Помолчав немножко и оправившись от минутного смущенья, бойко, развязно молвил он Марку Данилычу:
— А я к вам с известьем. Сейчас пили чай вместе с Зиновьем Алексеичем. К вам сбирается с Татьяной Андревной и с дочками.
— Милости просим. Рады гостям дорогим, — радушно ответил Марко Данилыч. — Дарья Сергевна, велите-ка свеженький самоварчик собрать да хорошенького чайку заварите… Лянсин фу-чу-фу! Понимаете? Распервейший чтобы был сорт, по восьми рублев фунт! А вы садитесь-ка, Петр Степаныч, погостите у нас.
Дарья Сергевна вышла Дуню принарядить и по хозяйству распорядиться. Самоквасов остался вдвоем с Марком Данилычем.
Чтобы угодить ему, Петр Степаныч завел любимый его разговор про рыбную часть, но тем напомнил ему про бунт в караване… Подавляя злобу в душе, угрюмо нахмурив чело, о том помышлял теперь Марко Данилыч, что вот часа через два надо будет ехать к водяному, суда да расправы искать. И оттого не совсем охотно отвечал он Самоквасову, спросившему: есть ли на рыбу покупатели?
— Какие тут покупатели! — промолвил он.
— Давеча встретился я с одним знакомым, он сказывал, будто бы на орошинском караване дела зачинаются, — молвил Петр Степаныч.
— То Орошин, а то мы! — нехотя промолвил Марко Данилыч. — Всяк по своему расчету ведет дела. Орошину, значит, расчет, а нам его нет.
И вдруг замолк. Крепко стиснув зубы, пальцами стал по столу барабанить, — бурлаки у него из головы не шли. Минуты две длилось молчанье. Не по себе стало, наконец, Петру Степанычу, не может он придумать, что сталось с Марком Данилычем; всегда с ним был он ласков и разговорчив, а тут ровно что на него накатило. Не осерчал ли, что частенько ходить к нему повадился? — думает Самоквасов. И, взглянув на диван, увидал на нем шелковый голубенький платочек… Вздрогнул весь — будь он один в комнате, так бы и расцеловал его… «Не приметил ли разве чего Марко Данилыч? — продолжал он думать про себя. — Эти отцы ух какие зоркие — насквозь тебя видят… Что же?.. Разве дурное на мыслях держу?.. И она ровно бы сердитая, только вошел я — тотчас из горницы вон». И грустно и досадно стало Петру Степанычу, а на что досадно, сам того не знает.
— Вечерком опять на ярманку? — робко спросил он смолкшего Марка Данилыча.
— Еще не знаю, — мрачно отвечал ему Смолокуров. — Гости к нам будут, да еще мне съездить надо кое-куда… Ненадолго, а надобно съездить… Хотелось бы повеселить мою баловницу, — прибавил Марко Данилыч после короткого молчанья, — да не знай, удосужусь ли.
— Всем бы вместе ехать, — молвил Самоквасов, робко взглянув на угрюмого Марка Данилыча. — Дорониным и вам бы с семейством.

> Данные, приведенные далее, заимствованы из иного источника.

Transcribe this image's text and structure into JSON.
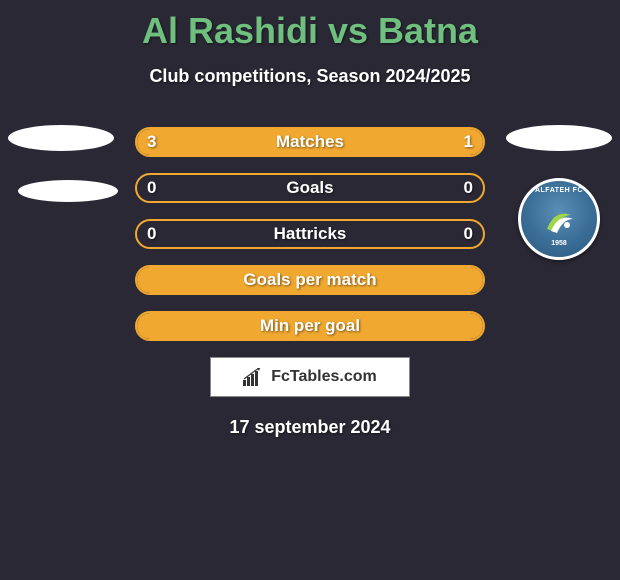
{
  "title": "Al Rashidi vs Batna",
  "subtitle": "Club competitions, Season 2024/2025",
  "colors": {
    "background": "#2a2835",
    "title": "#6fbf7f",
    "text": "#ffffff",
    "bar_border": "#f0a830",
    "bar_fill": "#f0a830",
    "brand_bg": "#ffffff",
    "brand_text": "#333333"
  },
  "typography": {
    "title_fontsize": 36,
    "subtitle_fontsize": 18,
    "label_fontsize": 17,
    "date_fontsize": 18
  },
  "layout": {
    "bar_track_width": 350,
    "bar_track_height": 30,
    "row_gap": 16
  },
  "stats": [
    {
      "label": "Matches",
      "left_val": "3",
      "right_val": "1",
      "left_pct": 75,
      "right_pct": 25,
      "show_vals": true
    },
    {
      "label": "Goals",
      "left_val": "0",
      "right_val": "0",
      "left_pct": 0,
      "right_pct": 0,
      "show_vals": true
    },
    {
      "label": "Hattricks",
      "left_val": "0",
      "right_val": "0",
      "left_pct": 0,
      "right_pct": 0,
      "show_vals": true
    },
    {
      "label": "Goals per match",
      "left_val": "",
      "right_val": "",
      "left_pct": 100,
      "right_pct": 0,
      "show_vals": false,
      "full": true
    },
    {
      "label": "Min per goal",
      "left_val": "",
      "right_val": "",
      "left_pct": 100,
      "right_pct": 0,
      "show_vals": false,
      "full": true
    }
  ],
  "badge": {
    "text_top": "ALFATEH FC",
    "year": "1958",
    "colors": {
      "outer": "#2d5a7d",
      "mid": "#3a6d96",
      "inner": "#5a8fb8",
      "border": "#ffffff",
      "swoosh1": "#9fd64a",
      "swoosh2": "#ffffff"
    }
  },
  "brand": {
    "text": "FcTables.com",
    "icon_name": "bar-chart-icon"
  },
  "date": "17 september 2024"
}
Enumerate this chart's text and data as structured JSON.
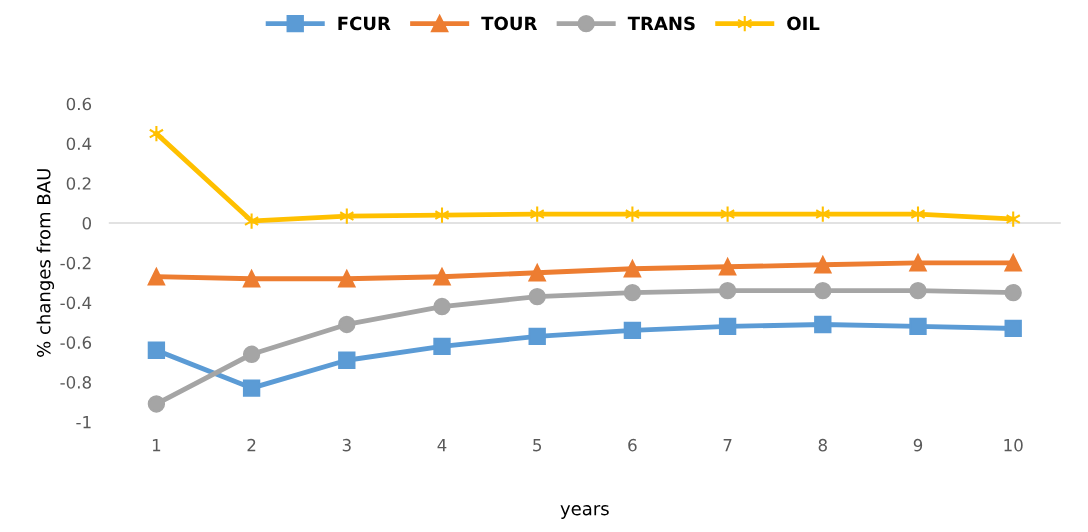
{
  "chart_data": {
    "type": "line",
    "xlabel": "years",
    "ylabel": "% changes from BAU",
    "categories": [
      "1",
      "2",
      "3",
      "4",
      "5",
      "6",
      "7",
      "8",
      "9",
      "10"
    ],
    "series": [
      {
        "name": "FCUR",
        "color": "#5b9bd5",
        "marker": "square",
        "values": [
          -0.64,
          -0.83,
          -0.69,
          -0.62,
          -0.57,
          -0.54,
          -0.52,
          -0.51,
          -0.52,
          -0.53
        ]
      },
      {
        "name": "TOUR",
        "color": "#ed7d31",
        "marker": "triangle",
        "values": [
          -0.27,
          -0.28,
          -0.28,
          -0.27,
          -0.25,
          -0.23,
          -0.22,
          -0.21,
          -0.2,
          -0.2
        ]
      },
      {
        "name": "TRANS",
        "color": "#a5a5a5",
        "marker": "circle",
        "values": [
          -0.91,
          -0.66,
          -0.51,
          -0.42,
          -0.37,
          -0.35,
          -0.34,
          -0.34,
          -0.34,
          -0.35
        ]
      },
      {
        "name": "OIL",
        "color": "#ffc000",
        "marker": "cross",
        "values": [
          0.45,
          0.01,
          0.035,
          0.04,
          0.045,
          0.045,
          0.045,
          0.045,
          0.045,
          0.02
        ]
      }
    ],
    "ylim": [
      -1,
      0.6
    ],
    "yticks": [
      -1,
      -0.8,
      -0.6,
      -0.4,
      -0.2,
      0,
      0.2,
      0.4,
      0.6
    ],
    "ref_lines": [
      {
        "axis": "y",
        "value": 0,
        "color": "#d9d9d9"
      }
    ],
    "grid": false,
    "legend": "top"
  }
}
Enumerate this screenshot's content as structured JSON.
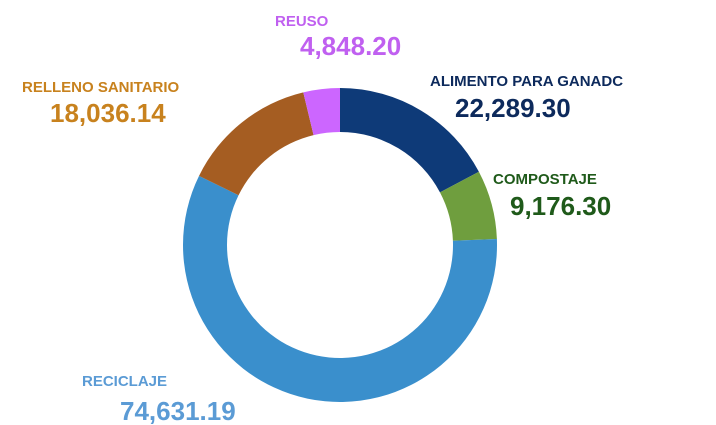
{
  "chart_data": {
    "type": "donut",
    "categories": [
      "ALIMENTO PARA GANADC",
      "COMPOSTAJE",
      "RECICLAJE",
      "RELLENO SANITARIO",
      "REUSO"
    ],
    "values": [
      22289.3,
      9176.3,
      74631.19,
      18036.14,
      4848.2
    ],
    "value_labels": [
      "22,289.30",
      "9,176.30",
      "74,631.19",
      "18,036.14",
      "4,848.20"
    ],
    "colors": [
      "#0e3a78",
      "#6f9e3e",
      "#3a8fcc",
      "#a55d22",
      "#cc66ff"
    ],
    "label_colors": [
      "#0d2a5c",
      "#1f5a1a",
      "#5b9bd5",
      "#c8821e",
      "#c060f0"
    ]
  }
}
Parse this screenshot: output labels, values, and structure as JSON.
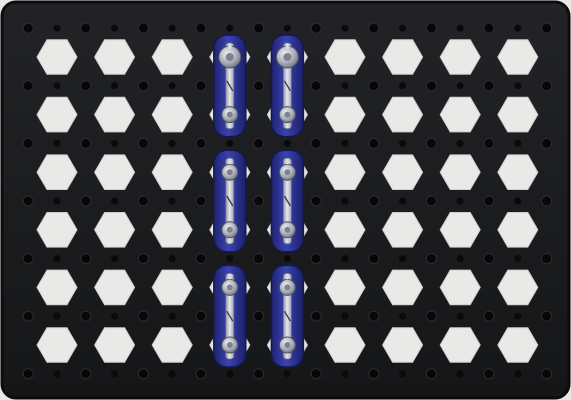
{
  "scene": {
    "subject": "snap-circuit-base-grid",
    "colors": {
      "board": "#1b1c1e",
      "board_edge": "#0c0c0d",
      "hex_hole": "#e9e9e7",
      "peg": "#070708",
      "connector_body": "#2a2f8c",
      "connector_highlight": "#4a52c4",
      "metal_strip": "#c9cdd6",
      "snap_metal": "#b8bcc4",
      "background": "#e8e8e6"
    },
    "grid": {
      "columns": 9,
      "rows": 6
    },
    "connectors": [
      {
        "id": "top-left",
        "type": "2-snap-wire",
        "column": 4,
        "rows": [
          1,
          2
        ],
        "top_cap": "silver"
      },
      {
        "id": "top-right",
        "type": "2-snap-wire",
        "column": 5,
        "rows": [
          1,
          2
        ],
        "top_cap": "silver"
      },
      {
        "id": "middle-left",
        "type": "2-snap-wire",
        "column": 4,
        "rows": [
          3,
          4
        ]
      },
      {
        "id": "middle-right",
        "type": "2-snap-wire",
        "column": 5,
        "rows": [
          3,
          4
        ]
      },
      {
        "id": "bottom-left",
        "type": "2-snap-wire",
        "column": 4,
        "rows": [
          5,
          6
        ]
      },
      {
        "id": "bottom-right",
        "type": "2-snap-wire",
        "column": 5,
        "rows": [
          5,
          6
        ]
      }
    ]
  }
}
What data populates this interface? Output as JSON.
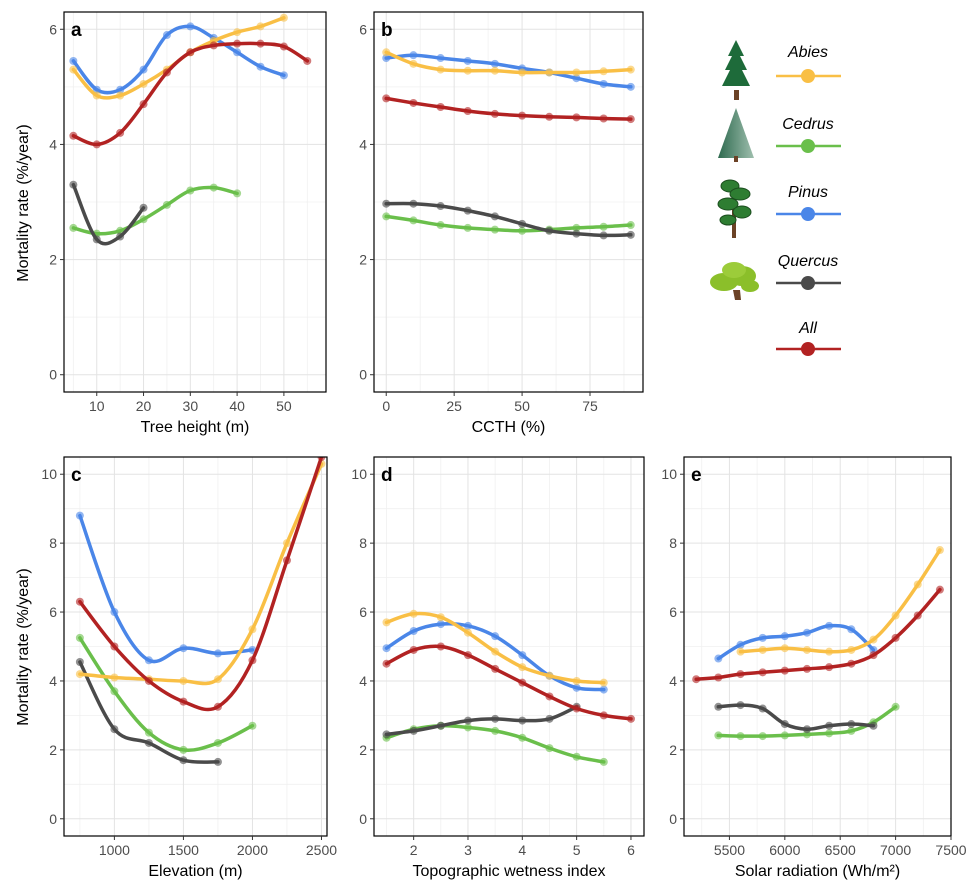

Ежели угодно, я бы и коляски достал… У меня тут извозчики есть знакомые, а без знакомых трудно здесь хорошую коляску достать…
— На всякий случай похлопочите, — небрежно выронил слово Марко Данилыч.
— Трех четырехместных будет достаточно? — быстро спросил Петр Степаныч на радостях от ласкового взгляда Смолокурова.
— За глаза, — отвечал тот. — В самом деле, вместе-то ехать будет охотнее… Да вот не знай сам-от, удосужусь ли.
И снова подумалось Петру Степанычу, что Марко Данилыч осерчал на него… И оттого словно черная хмара разлилась по лицу его… В это самое время вошли Доронины.
— Друг любезный!.. Марко Данилыч!.. — весело и громко здоровался Зиновий Алексеич и, приняв друга в широкие объятия, трижды поликовался с ним со щеки на щеку.
— Здравствуй, Зиновий Алексеич!.. Вот где господь привел свидеться! — радостным голосом говорил Марко Данилыч. — Татьяна Андревна, здравствуйте, сударыня! Давненько с вами не видались… Барышни, Лизавета Зиновьевна, Наталья Зиновьевна!.. Выросли-то как!.. Господи!.. Да какие стали раскрасавицы!.. Дуня, а Дуня! Подь скорее, примай подружек, привечай барышен-то… Дарья Сергевна, пожалуйте-ка сюда, матушка!